I have a dead hard drive that is out of warranty. Is there anything I can do besides recycle it?
All My Drives are Down ‘n Dead
Photo by ArtMast.
Dear Down ‘n Dead,
You’re in luck. While your hard drive may be dead to its original function you can harvest parts from it for all sorts of fun and interesting DIY projects.
Before we delve into gutting your hard drive and repurposing its guts, let’s talk data security. While you didn’t specify what “dead hard drive” means, we’ll assume this means the disk is inoperable and any means of recovering the disk for use using software have failed. If the disk has truly sensitive data on it—data worth enough that someone would invest significant time and energy in recovering it—the only safe thing to do is to reference the Symphony of Destruction portion of our guide to properly erasing your physical media. If, on the other hand, the disk was mostly populated with your bootleg Bon Jovi concert rips, it’s ripe for all manner of DIY projects.

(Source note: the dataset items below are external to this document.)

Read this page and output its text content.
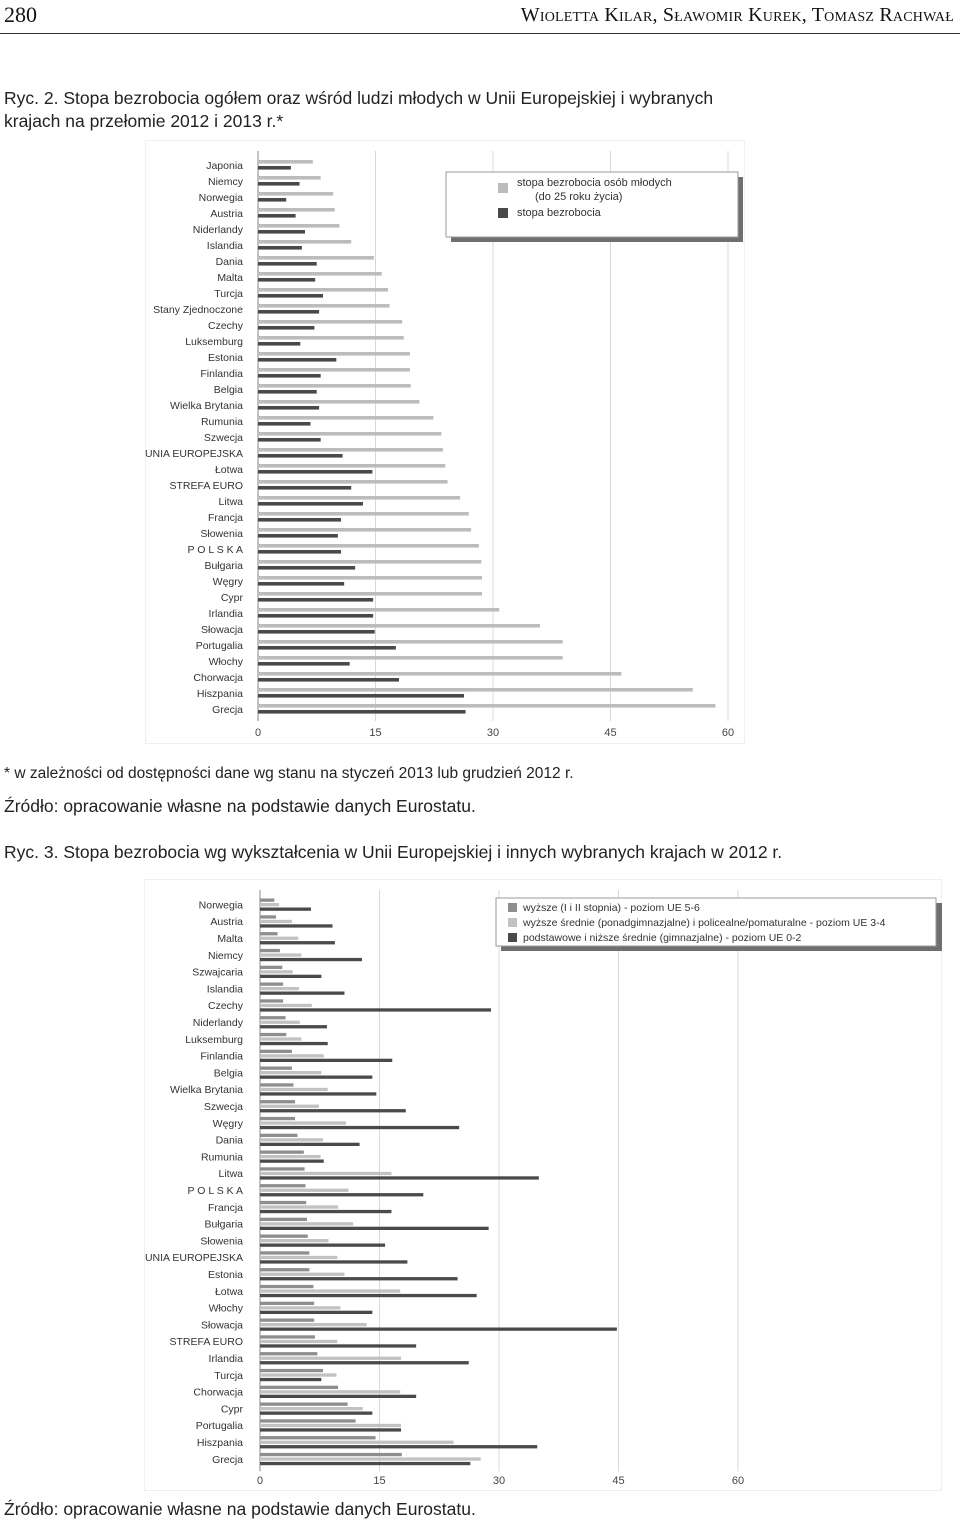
280	Wioletta Kilar, Sławomir Kurek, Tomasz Rachwał
Ryc. 2. Stopa bezrobocia ogółem oraz wśród ludzi młodych w Unii Europejskiej i wybranych
krajach na przełomie 2012 i 2013 r.*
Japonia
Niemcy
Norwegia
Austria
Niderlandy
Islandia
Dania
Malta
Turcja
Stany Zjednoczone
Czechy
Luksemburg
Estonia
Finlandia
Belgia
Wielka Brytania
Rumunia
Szwecja
UNIA EUROPEJSKA
Łotwa
STREFA EURO
Litwa
Francja
Słowenia
P O L S K A
Bułgaria
Węgry
Cypr
Irlandia
Słowacja
Portugalia
Włochy
Chorwacja
Hiszpania
Grecja
0	15	30	45	60
stopa bezrobocia osób młodych
(do 25 roku życia)
stopa bezrobocia
* w zależności od dostępności dane wg stanu na styczeń 2013 lub grudzień 2012 r.
Źródło: opracowanie własne na podstawie danych Eurostatu.
Ryc. 3. Stopa bezrobocia wg wykształcenia w Unii Europejskiej i innych wybranych krajach w 2012 r.
Norwegia
Austria
Malta
Niemcy
Szwajcaria
Islandia
Czechy
Niderlandy
Luksemburg
Finlandia
Belgia
Wielka Brytania
Szwecja
Węgry
Dania
Rumunia
Litwa
P O L S K A
Francja
Bułgaria
Słowenia
UNIA EUROPEJSKA
Estonia
Łotwa
Włochy
Słowacja
STREFA EURO
Irlandia
Turcja
Chorwacja
Cypr
Portugalia
Hiszpania
Grecja
0	15	30	45	60
wyższe (I i II stopnia) - poziom UE 5-6
wyższe średnie (ponadgimnazjalne) i policealne/pomaturalne - poziom UE 3-4
podstawowe i niższe średnie (gimnazjalne) - poziom UE 0-2
Źródło: opracowanie własne na podstawie danych Eurostatu.
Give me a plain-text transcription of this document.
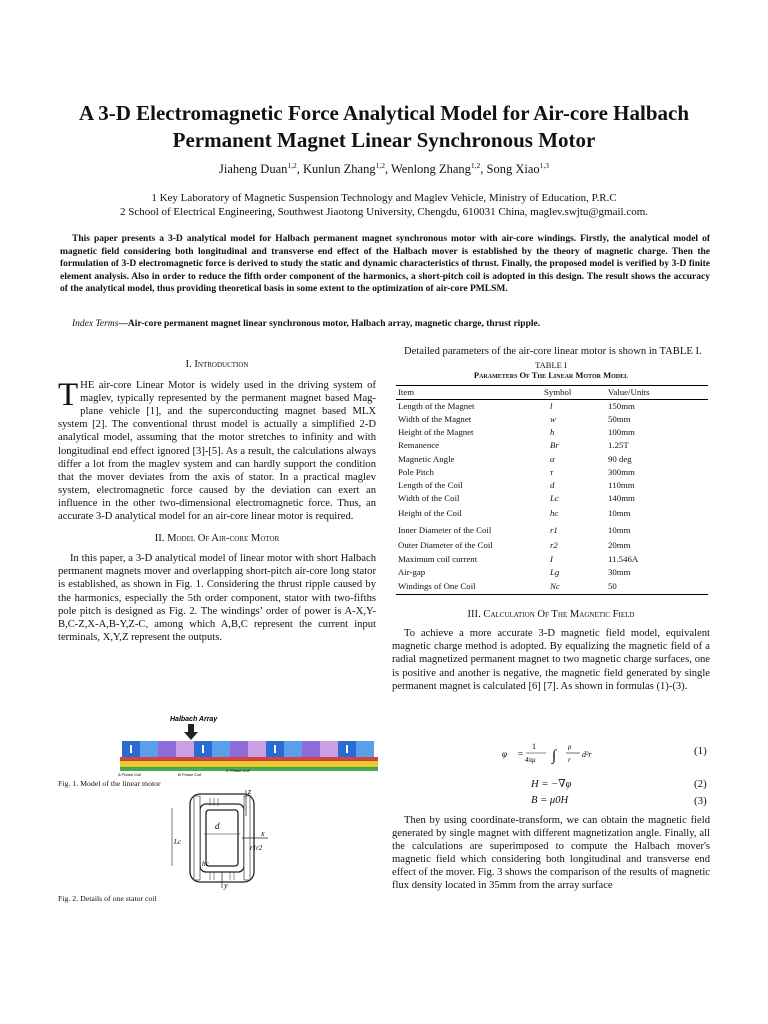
A 3-D Electromagnetic Force Analytical Model for Air-core Halbach
Permanent Magnet Linear Synchronous Motor
Jiaheng Duan$^{1,2}$, Kunlun Zhang$^{1,2}$, Wenlong Zhang$^{1,2}$, Song Xiao$^{1,3}$
1 Key Laboratory of Magnetic Suspension Technology and Maglev Vehicle, Ministry of Education, P.R.C
2 School of Electrical Engineering, Southwest Jiaotong University, Chengdu, 610031 China, maglev.swjtu@gmail.com.
This paper presents a 3-D analytical model for Halbach permanent magnet synchronous motor with air-core windings. Firstly, the analytical model of magnetic field considering both longitudinal and transverse end effect of the Halbach mover is established by the theory of magnetic charge. Then the formulation of 3-D electromagnetic force is derived to study the static and dynamic characteristics of thrust. Finally, the proposed model is verified by 3-D finite element analysis. Also in order to reduce the fifth order component of the harmonics, a short-pitch coil is adopted in this design. The result shows the accuracy of the analytical model, thus providing theoretical basis in some extent to the optimization of air-core PMLSM.
Index Terms—Air-core permanent magnet linear synchronous motor, Halbach array, magnetic charge, thrust ripple.

I. Introduction

THE air-core Linear Motor is widely used in the driving system of maglev, typically represented by the permanent magnet based Mag-plane vehicle [1], and the superconducting magnet based MLX system [2]. The conventional thrust model is actually a simplified 2-D analytical model, assuming that the motor stretches to infinity and with longitudinal end effect ignored [3]-[5]. As a result, the calculations always differ a lot from the maglev system and can hardly support the condition that the mover deviates from the axis of stator. In a practical maglev system, electromagnetic force caused by the deviation can exert an influence in the other two-dimensional electromagnetic force. Thus, an accurate 3-D analytical model for an air-core linear motor is required.

II. Model Of Air-core Motor

In this paper, a 3-D analytical model of linear motor with short Halbach permanent magnets mover and overlapping short-pitch air-core long stator is established, as shown in Fig. 1. Considering the thrust ripple caused by the harmonics, especially the 5th order component, stator with two-fifths pole pitch is designed as Fig. 2. The windings’ order of power is A-X,Y-B,C-Z,X-A,B-Y,Z-C, among which A,B,C represent the current input terminals, X,Y,Z represent the outputs.

Halbach Array
A Phase Coil	B Phase Coil
C Phase Coil
Fig. 1. Model of the linear motor
Lc
d
x
z
y
r1 r2
hc
Fig. 2. Details of one stator coil

Detailed parameters of the air-core linear motor is shown in TABLE I.

TABLE I
Parameters Of The Linear Motor Model
Item	Symbol	Value/Units
Length of the Magnet	l	150mm
Width of the Magnet	w	50mm
Height of the Magnet	h	100mm
Remanence	Br	1.25T
Magnetic Angle	α	90 deg
Pole Pitch	τ	300mm
Length of the Coil	d	110mm
Width of the Coil	Lc	140mm
Height of the Coil	hc	10mm
Inner Diameter of the Coil	r1	10mm
Outer Diameter of the Coil	r2	20mm
Maximum coil current	I	11.546A
Air-gap	Lg	30mm
Windings of One Coil	Nc	50

III. Calculation Of The Magnetic Field

To achieve a more accurate 3-D magnetic field model, equivalent magnetic charge method is adopted. By equalizing the magnetic field of a radial magnetized permanent magnet to two magnetic charge surfaces, one is positive and another is negative, the magnetic field generated by single permanent magnet is calculated [6] [7]. As shown in formulas (1)-(3).

φ =
1
4πμ ∫
ρ
r
d²r	(1)
H = −∇φ	(2)
B = μ0H	(3)

Then by using coordinate-transform, we can obtain the magnetic field generated by single magnet with different magnetization angle. Finally, all the calculations are superimposed to compute the Halbach mover's magnetic field which considering both longitudinal and transverse end effect of the mover. Fig. 3 shows the comparison of the results of magnetic flux density located in 35mm from the array surface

We’ve roughly ordered the following projects by the amount of effort and technical knowledge required to carry them out. At the start of the list you’ll need little more than basic tools and some patience. By the end of the list you’ll need to be comfortable with a soldering iron and working with electronics.
What Can I Do with a Dead Hard Drive?
Harvest Its Parts
One of the simplest things you can do with an old hard drive is harvest its magnets. Hard drives sport some super-powerful magnets that you can use for all sorts of things. The photo above shows a magnetic knife block made by carving recesses in a piece of wood for the hard drive magnets. Around the office we tend to just yank the magnets out of our old hard drives and use them for ultra-strong refrigerator magnets and to temporarily magnetize our tools when working with small parts.
While you’re gutting the hard drive, the platters are extremely polished and make pretty cool mirrors. Combine a platter with a hard drive magnet and you’ve got yourself a pretty awesome and geeky mini-mirror for your fridge, or your locker at the office or gym.
If you’re not interested in delving further into recycling the electronics inside, you could always turn the empty hard drive case into hidden safe. Not many thieves would care to root around in a bin of old electronics crap in your garage and even fewer would want to steal an old banged up hard drive.